Structure of ferrocene
Structure of the Wilkinson catalyst

Wilkinson was the son of a master painter. He had his first connections to chemistry through an uncle who married into a small chemical supplier for pharmaceutical companies. Wilkinson attended the Tormorden Grammar School on a scholarship and studied from 1939 at Imperial College London , graduating in 1941. During World War II, he worked in the allied nuclear energy project in Canada (Montreal, Chalk River Laboratories) until 1946. He then worked for Glenn T. Seaborg in Berkeley for four years before moving to the Massachusetts Institute of Technology and turning back from nuclear chemistry to inorganic chemistry, especially transition metal complexes. From 1951 he was at Harvard University (and nine months in Copenhagen). From 1955 he held the chair for inorganic chemistry at Imperial College London.

In 1951 he proposed a "sandwich structure" for ferrocene and developed the concept of sandwich connections from this . The sandwich compounds are compounds of metals with aromatics , in which the metal atom is sandwiched between the ring-shaped aromatics.
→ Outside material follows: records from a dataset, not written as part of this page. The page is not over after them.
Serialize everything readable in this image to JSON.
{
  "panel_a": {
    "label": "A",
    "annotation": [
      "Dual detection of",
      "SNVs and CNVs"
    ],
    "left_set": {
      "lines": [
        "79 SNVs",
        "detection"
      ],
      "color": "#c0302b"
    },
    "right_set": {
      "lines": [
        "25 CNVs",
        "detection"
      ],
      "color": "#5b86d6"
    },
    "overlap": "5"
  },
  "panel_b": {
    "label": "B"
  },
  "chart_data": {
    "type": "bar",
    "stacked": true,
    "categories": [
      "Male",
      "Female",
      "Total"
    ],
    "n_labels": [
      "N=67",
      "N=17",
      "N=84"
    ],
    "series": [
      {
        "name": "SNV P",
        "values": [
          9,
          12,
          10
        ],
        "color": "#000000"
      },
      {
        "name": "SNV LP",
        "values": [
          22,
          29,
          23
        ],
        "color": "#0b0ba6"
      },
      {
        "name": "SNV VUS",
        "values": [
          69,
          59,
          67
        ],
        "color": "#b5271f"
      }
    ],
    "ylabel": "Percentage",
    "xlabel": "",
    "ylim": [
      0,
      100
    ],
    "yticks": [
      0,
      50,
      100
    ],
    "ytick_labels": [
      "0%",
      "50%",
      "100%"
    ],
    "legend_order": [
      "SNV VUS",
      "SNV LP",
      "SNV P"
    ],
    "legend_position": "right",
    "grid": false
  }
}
Wilkinson also developed the Wilkinson catalyst .

He was married and had two daughters.

Honors

In 1965 he became a member of the Royal Society , which awarded him the Royal Medal in 1981 and the Davy Medal in 1996 . In 1970 he was elected to the American Academy of Arts and Sciences and in 1975 to the National Academy of Sciences . Wilkinson received the Nobel Prize for Chemistry in 1973 together with Ernst Otto Fischer for his work on the structure of ferrocene . In 1976 Geoffrey Wilkinson was raised to the British nobility as a Knight Bachelor . He was an honorary doctorate from the University of Bath (1980). A hall in Imperial College is named after him.